Este navegante, cartógrafo, almirante, virrey y gobernador general de las Indias al servicio de la Corona de Castilla, pasó a la Historia por haber realizado el llamado “descubrimiento de América”. Realizó cuatro periplos, partiendo en su primera expedición, el 3 de agosto de 1492, del puerto de Palos de la Frontera (Huelva) para atracar en Guanahani (hoy día ubicado en las Bahamas) el día 12 de octubre del mismo año. Murió convencido de que había llegado a las Indias y que en las tierras donde llegó se hallaban el paraíso terrestre.


Siete años de corte en corte, pobre Cristóbal, para poder lanzar en Cádiz, como barco de papel, tu navío junto a otros tantos, hermanos de leche, el que te llevaría bajo los alisios al alto viaje y los buques de judíos recién expulsados de España.

Más aun que cartógrafo, fuiste conocedor de vientos: quién como tú para recorrer sus invisibles laberintos, sus mamparas translúcidas, sus efluvios balsámicos donde, lo dijiste tú mismo, sólo faltaba oír el ruiseñor.

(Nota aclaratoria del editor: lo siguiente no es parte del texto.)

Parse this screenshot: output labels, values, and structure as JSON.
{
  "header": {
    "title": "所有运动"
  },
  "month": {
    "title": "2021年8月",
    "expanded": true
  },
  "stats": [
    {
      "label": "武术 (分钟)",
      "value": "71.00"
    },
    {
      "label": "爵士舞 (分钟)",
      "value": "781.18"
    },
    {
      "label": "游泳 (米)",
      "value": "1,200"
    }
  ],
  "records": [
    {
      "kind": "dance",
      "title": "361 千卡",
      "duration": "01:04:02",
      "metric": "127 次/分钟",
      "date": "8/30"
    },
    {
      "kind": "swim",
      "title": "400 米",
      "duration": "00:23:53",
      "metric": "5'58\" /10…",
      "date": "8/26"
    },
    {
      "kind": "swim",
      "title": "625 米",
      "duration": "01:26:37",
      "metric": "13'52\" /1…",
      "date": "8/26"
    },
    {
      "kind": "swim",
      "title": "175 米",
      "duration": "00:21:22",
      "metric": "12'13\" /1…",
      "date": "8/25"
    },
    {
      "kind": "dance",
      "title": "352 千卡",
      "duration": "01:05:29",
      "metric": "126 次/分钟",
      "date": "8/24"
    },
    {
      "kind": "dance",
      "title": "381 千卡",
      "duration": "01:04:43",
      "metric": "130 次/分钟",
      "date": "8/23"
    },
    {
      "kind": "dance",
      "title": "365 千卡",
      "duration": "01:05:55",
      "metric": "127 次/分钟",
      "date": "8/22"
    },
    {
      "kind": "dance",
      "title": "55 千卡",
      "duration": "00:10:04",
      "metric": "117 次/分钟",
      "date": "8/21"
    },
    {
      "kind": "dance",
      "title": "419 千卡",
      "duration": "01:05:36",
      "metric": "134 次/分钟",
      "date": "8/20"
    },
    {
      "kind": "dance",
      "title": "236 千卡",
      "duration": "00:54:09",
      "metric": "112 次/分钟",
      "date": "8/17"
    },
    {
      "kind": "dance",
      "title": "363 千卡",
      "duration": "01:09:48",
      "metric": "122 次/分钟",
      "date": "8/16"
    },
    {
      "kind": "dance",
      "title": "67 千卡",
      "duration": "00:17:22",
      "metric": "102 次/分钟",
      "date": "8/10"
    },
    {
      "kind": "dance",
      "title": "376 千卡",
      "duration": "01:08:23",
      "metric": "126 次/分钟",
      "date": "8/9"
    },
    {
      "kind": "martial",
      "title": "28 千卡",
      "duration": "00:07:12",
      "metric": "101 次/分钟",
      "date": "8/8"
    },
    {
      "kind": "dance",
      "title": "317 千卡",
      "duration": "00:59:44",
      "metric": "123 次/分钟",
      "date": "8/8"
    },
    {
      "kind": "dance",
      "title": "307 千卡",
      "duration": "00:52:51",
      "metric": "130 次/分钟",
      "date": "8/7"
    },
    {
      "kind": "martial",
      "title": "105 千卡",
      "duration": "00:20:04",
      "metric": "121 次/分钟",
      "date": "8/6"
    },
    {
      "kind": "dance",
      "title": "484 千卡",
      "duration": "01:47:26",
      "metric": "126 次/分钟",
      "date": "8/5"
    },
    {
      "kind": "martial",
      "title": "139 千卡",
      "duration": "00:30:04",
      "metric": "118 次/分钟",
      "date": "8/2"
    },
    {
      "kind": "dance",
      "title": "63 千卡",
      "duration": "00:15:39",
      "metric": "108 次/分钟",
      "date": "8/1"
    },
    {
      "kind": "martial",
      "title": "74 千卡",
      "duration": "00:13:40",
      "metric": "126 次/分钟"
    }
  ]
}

Sí, Cristóbal, hay tierra habitada bajo el Ecuador, el Orbis Terraum está interrumpido, y el mar, claro está, es mucho más grande que el que describió Esdras en la Biblia.

Y ¿qué decir de tu piedra secreta, la brújula magnética? ¿Qué oscuros comercios con el diablo podía tener la piedra de imán que escondías a tus grumetes? ¿A qué alma fugaz pudo haber vendido el Maligno la magnetita, que con sus trozos de repuesto, te llevaría a donde el litoral orlado de oro en grano de la Martinica, rumbo a los papagayos, los monos araña y los vendavales de los huracanes?

India: el nombre resonó en tus oídos como sonido de arpa. Y sólo faltaba, aparte del ruiseñor, huestes de querubines tocando a bordo de la Pinta las felices notas de esas dos sílabas, In-dia, repítelo, In-dia.